Album Reviews: Singing You Home / Mamma Mia! Here We Go Again / Vanara the Musical

This trio of album reviews covers Singing You Home: Children’s Songs for Family Reunification, Mamma Mia! Here We Go Again (2018 Film Soundtrack) and Vanara the Musical

“Ay, ay, ay, ay, canta y no llores”

Regardless of your politics, Singing You Home: Children’s Songs for Family Reunification is a really rather lovely album of bilingual children’s songs. But in this day and age nothing is not political and the current US administration’s policy of child separation is a genuine atrocity that it is hard to know how to respond. Laura Benanti had the nous to conceive this project though and produced it with Mary-Mitchell Campbell and Lynn Pinto, and a whole host of the great and good of the American musical theatre.

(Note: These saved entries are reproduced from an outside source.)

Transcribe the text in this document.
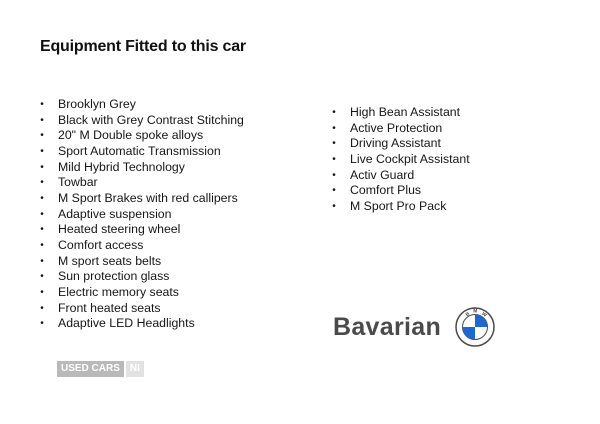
Equipment Fitted to this car
• Brooklyn Grey
• Black with Grey Contrast Stitching
• 20" M Double spoke alloys
• Sport Automatic Transmission
• Mild Hybrid Technology
• Towbar
• M Sport Brakes with red callipers
• Adaptive suspension
• Heated steering wheel
• Comfort access
• M sport seats belts
• Sun protection glass
• Electric memory seats
• Front heated seats
• Adaptive LED Headlights
• High Bean Assistant
• Active Protection
• Driving Assistant
• Live Cockpit Assistant
• Activ Guard
• Comfort Plus
• M Sport Pro Pack
Bavarian	B M W
USED CARS	NI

Thus this is more than just your usual set of lullabies – Lin-Manuel Miranda and Mandy Gonzalez crooning on the Mexican song ‘Cielito Lindo’, Audra McDonald shining on Jason Robert Brown’s ‘Singing You Home’, Kristin Chenoweth’s ‘Beautiful Dreamer’, well worth the investment for this uniquely exceptional cause.

Whereas I’m not sure anyone should ever listen to the first Mamma Mia soundtrack, Mamma Mia! Here We Go Again is actually a much more successful record. It benefits, I think, from having to delve a little deeper into the ABBA songbook so there are fewer tracks here that we’re quite so intimately familiar with. Thus the tenderly harmonised delights of ‘I’ve Been Waiting For You’ and  ‘My Love, My Life’ have that much more of an emotional wallop, so too the humourous whip through of ‘Angel Eyes’. But even something like ‘Knowing Me, Knowing You’ shines under this treatment especially with the backing vocals in the chorus turned up. Plus there’s Cher!

Last up is this queerest of things. Vanara the Musical is written by Gianluca Cucchiara with lyrics by Andrew James Whelan and book by Michael Conley and is nominally a science-fiction tale set in a dystopian future where a new Ice Age is fast approaching but the two remaining tribes on the planet are too busy arguing with each other. What is odd about it is how classic Cucchiara’s score is, traditional musical theatre balladry and slightly questionable tribal rhythms, they sound just fine but perhaps just a little dated, especially given the setting. But sung like they are on this concept album, by the likes of Rob Houchen, Eva Noblezada and Madalena Alberto, they certainly have a seductive, easy-listening quality.